An Arizona partnership between public health and independent living advocates embarked on a project to better integrate people with functional needs into general population shelters during an emergency. The state health department purchased durable and adaptive equipment to support up to 1,000 people in shelters, and is currently training healthcare organizations to anticipate and meet the needs of people with functional disabilities during a disaster. Learn More >>
The state of Kentucky created a community engagement and collaboration network to achieve an inclusive emergency plan. The Kentucky Outreach and Information Network (KOIN) adapted their plan after the Community Outreach Information Network-a grassroots network of people and trusted leaders who can help with emergency response planning and delivering information to at-risk populations in emergencies.
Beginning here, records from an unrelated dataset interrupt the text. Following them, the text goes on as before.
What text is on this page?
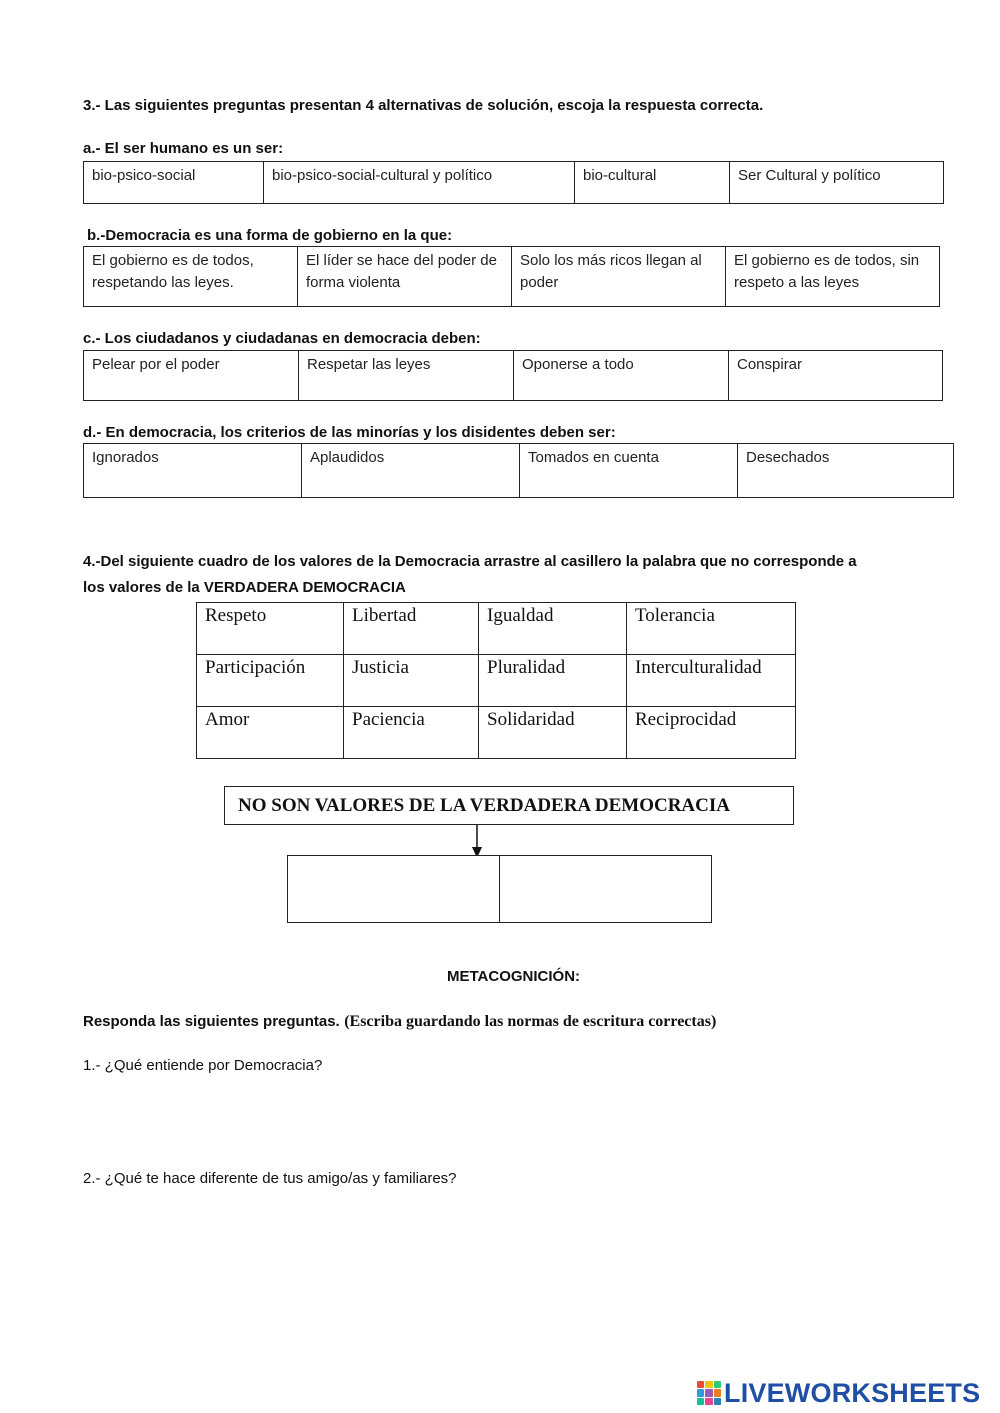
3.- Las siguientes preguntas presentan 4 alternativas de solución, escoja la respuesta correcta.
a.- El ser humano es un ser:
bio-psico-social	bio-psico-social-cultural y político	bio-cultural	Ser Cultural y político
b.-Democracia es una forma de gobierno en la que:
El gobierno es de todos, respetando las leyes.	El líder se hace del poder de forma violenta	Solo los más ricos llegan al poder	El gobierno es de todos, sin respeto a las leyes
c.- Los ciudadanos y ciudadanas en democracia deben:
Pelear por el poder	Respetar las leyes	Oponerse a todo	Conspirar
d.- En democracia, los criterios de las minorías y los disidentes deben ser:
Ignorados	Aplaudidos	Tomados en cuenta	Desechados
4.-Del siguiente cuadro de los valores de la Democracia arrastre al casillero la palabra que no corresponde a
los valores de la VERDADERA DEMOCRACIA
Respeto	Libertad	Igualdad	Tolerancia
Participación	Justicia	Pluralidad	Interculturalidad
Amor	Paciencia	Solidaridad	Reciprocidad
NO SON VALORES DE LA VERDADERA DEMOCRACIA
METACOGNICIÓN:
Responda las siguientes preguntas. (Escriba guardando las normas de escritura correctas)
1.- ¿Qué entiende por Democracia?
2.- ¿Qué te hace diferente de tus amigo/as y familiares?
LIVEWORKSHEETS
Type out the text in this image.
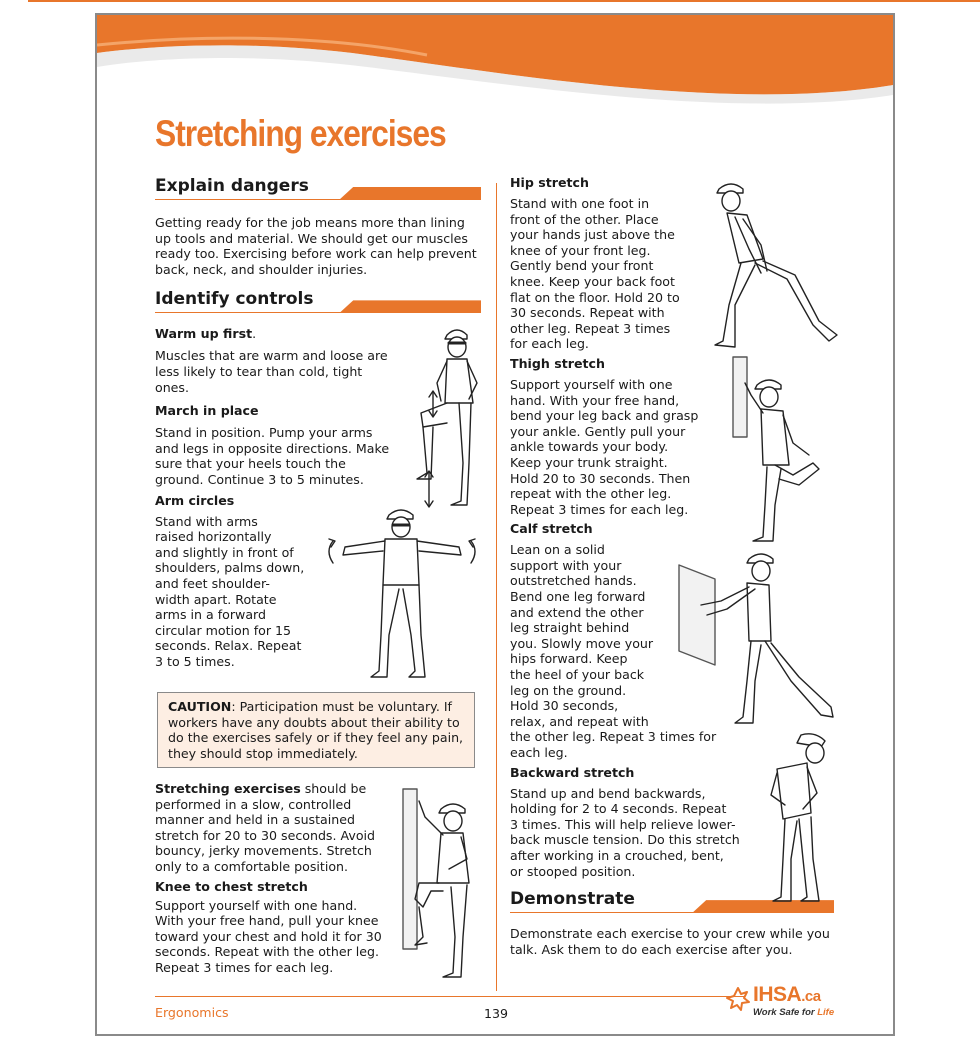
Stretching exercises
Explain dangers
Getting ready for the job means more than lining up tools and material. We should get our muscles ready too. Exercising before work can help prevent back, neck, and shoulder injuries.
Identify controls
Warm up first.
Muscles that are warm and loose are less likely to tear than cold, tight ones.
March in place
Stand in position. Pump your arms and legs in opposite directions. Make sure that your heels touch the ground. Continue 3 to 5 minutes.
Arm circles
Stand with arms
raised horizontally
and slightly in front of
shoulders, palms down,
and feet shoulder-
width apart. Rotate
arms in a forward
circular motion for 15
seconds. Relax. Repeat
3 to 5 times.
CAUTION: Participation must be voluntary. If workers have any doubts about their ability to do the exercises safely or if they feel any pain, they should stop immediately.
Stretching exercises should be performed in a slow, controlled manner and held in a sustained stretch for 20 to 30 seconds. Avoid bouncy, jerky movements. Stretch only to a comfortable position.
Knee to chest stretch
Support yourself with one hand. With your free hand, pull your knee toward your chest and hold it for 30 seconds. Repeat with the other leg. Repeat 3 times for each leg.
Hip stretch
Stand with one foot in
front of the other. Place
your hands just above the
knee of your front leg.
Gently bend your front
knee. Keep your back foot
flat on the floor. Hold 20 to
30 seconds. Repeat with
other leg. Repeat 3 times
for each leg.
Thigh stretch
Support yourself with one
hand. With your free hand,
bend your leg back and grasp
your ankle. Gently pull your
ankle towards your body.
Keep your trunk straight.
Hold 20 to 30 seconds. Then
repeat with the other leg.
Repeat 3 times for each leg.
Calf stretch
Lean on a solid
support with your
outstretched hands.
Bend one leg forward
and extend the other
leg straight behind
you. Slowly move your
hips forward. Keep
the heel of your back
leg on the ground.
Hold 30 seconds,
relax, and repeat with
the other leg. Repeat 3 times for
each leg.
Backward stretch
Stand up and bend backwards,
holding for 2 to 4 seconds. Repeat
3 times. This will help relieve lower-
back muscle tension. Do this stretch
after working in a crouched, bent,
or stooped position.
Demonstrate
Demonstrate each exercise to your crew while you talk. Ask them to do each exercise after you.
Ergonomics	139
IHSA.ca
Work Safe for Life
The Cabinet for Health and Family Services in collaboration with the Kentucky Department for Public Health also created an archive of printable signs in various languages and sizes to better integrate and accommodate individuals with access and function needs into general population point of dispensing (POD) sites.
The city of Oakland, CA used the CMIST Framework to develop a comprehensive emergency plan that provides an inclusive approach to address the access and functional needs of the whole community. Learn More >>
Key/Common best practices from each plan: used GIS to locate and track at-risk communities/individuals; built strong community partnerships; adapted plans from federal legislation to specific state needs. States also applied for funding from the US Department of Health and Human Services Hospital Preparedness Program (HPP).